Born in Bath, Alan was educated at Keynsham grammar school and at Southampton University (1970-78). There he was influenced by David Peacock, who had pioneered the application of geological techniques to the study of Roman pottery. Alan's doctoral thesis, The Medieval Ceramic Industry of the Severn Valley, surveyed the region of his birth and, besides pottery vessels, covered floor-tiles and other ceramic building materials - a subject upon which he became an authority. Alan also helped supervise digs in Gloucester and at St Albans Abbey where, prophetically, he was involved in unravelling that city's Saxon history.

Alan then joined the Museum of London (1980-88), eventually managing research and publication of artefacts of all periods excavated in the City. The museum already classified ceramics according to geological principles, but it required someone with Alan's vision to show how to process thousands of potsherds and interpret them in the context of the buildings and rubbish dumps that had produced them. Aided by the nascent science of tree-ring dating, which provided a chronological framework, he rapidly produced a detailed type-series of all the pottery used in London from the mid-ninth to the mid-15th centuries. The results, published in a series of books and journal articles, are a cornerstone of medieval ceramic studies.

From 1988, a senior position in the City of Lincoln archaeology unit enabled Alan to study urban life from Bronze Age origins, through Roman and Saxon settlements, to the emergence of an ecclesiastical centre and, ultimately, a Victorian city. But in Lincoln, as elsewhere by the late 1980s, so many sites had been excavated that the data threatened to overwhelm attempts to analyse it. Recognising the potential of embryonic geographical information systems, Alan devised a database in which every discovery could be assessed in terms of its contribution to reconstructing the city's history. The resulting The City by the Pool: Assessing the Archaeology of the City of Lincoln (2003), co-written with Mick Jones and David Stocker, sets the agenda for research and excavation.

One of the first to recognise that the personal computer would transform archaeology, Alan was the first editor of a new online journal, Internet Archaeology. Based at York University (1995-99), he laid the foundations for a 25-issue series. He also established a consultancy to provide analytical services in ceramic petrology. A database, with thousands of chemical samples from hundreds of kilns and other sites, was a signal achievement of the last decade.

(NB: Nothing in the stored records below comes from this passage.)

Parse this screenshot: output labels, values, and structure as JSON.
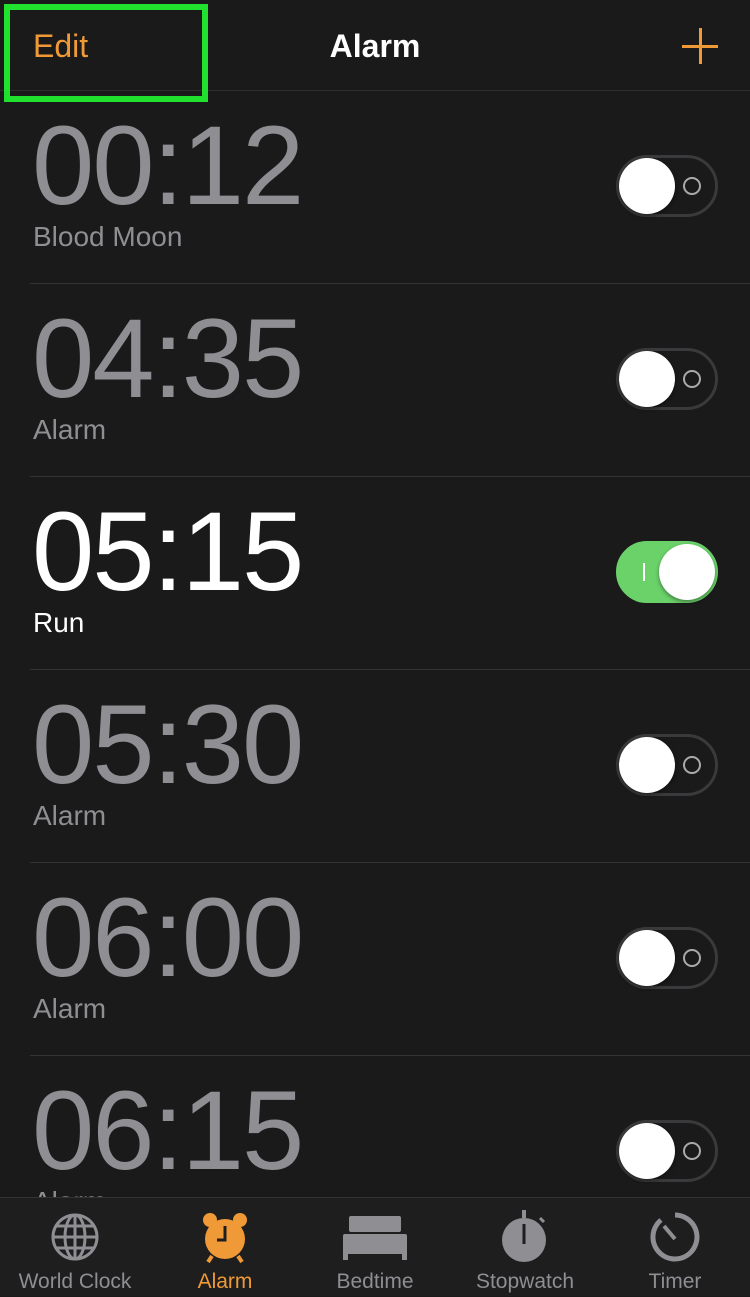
{
  "header": {
    "edit_label": "Edit",
    "title": "Alarm",
    "add_icon": "plus-icon"
  },
  "colors": {
    "accent": "#f09a37",
    "toggle_on": "#6bd26a",
    "highlight": "#1fe12e"
  },
  "alarms": [
    {
      "time": "00:12",
      "label": "Blood Moon",
      "enabled": false
    },
    {
      "time": "04:35",
      "label": "Alarm",
      "enabled": false
    },
    {
      "time": "05:15",
      "label": "Run",
      "enabled": true
    },
    {
      "time": "05:30",
      "label": "Alarm",
      "enabled": false
    },
    {
      "time": "06:00",
      "label": "Alarm",
      "enabled": false
    },
    {
      "time": "06:15",
      "label": "Alarm",
      "enabled": false
    }
  ],
  "tabs": [
    {
      "label": "World Clock",
      "icon": "globe-icon"
    },
    {
      "label": "Alarm",
      "icon": "alarm-clock-icon",
      "active": true
    },
    {
      "label": "Bedtime",
      "icon": "bed-icon"
    },
    {
      "label": "Stopwatch",
      "icon": "stopwatch-icon"
    },
    {
      "label": "Timer",
      "icon": "timer-icon"
    }
  ]
}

A fellow of the Society of Antiquaries of London and member of the Institute of Field Archaeologists, Alan was also interested in glass (he once excavated a 17th-century glasshouse at Newent, Gloucestershire), clay tobacco pipes and decorated tiles. An imposing figure and a fine teacher, whose critical acuity was mixed with humour and generosity, he mentored a succession of assistants, many of whom have become ceramics experts.

His wife, Joanna, whom he met on a dig in Coddenham, Suffolk, in 1973, and married in 1976, survives him, along with their three children, Leon, Amy and Kate.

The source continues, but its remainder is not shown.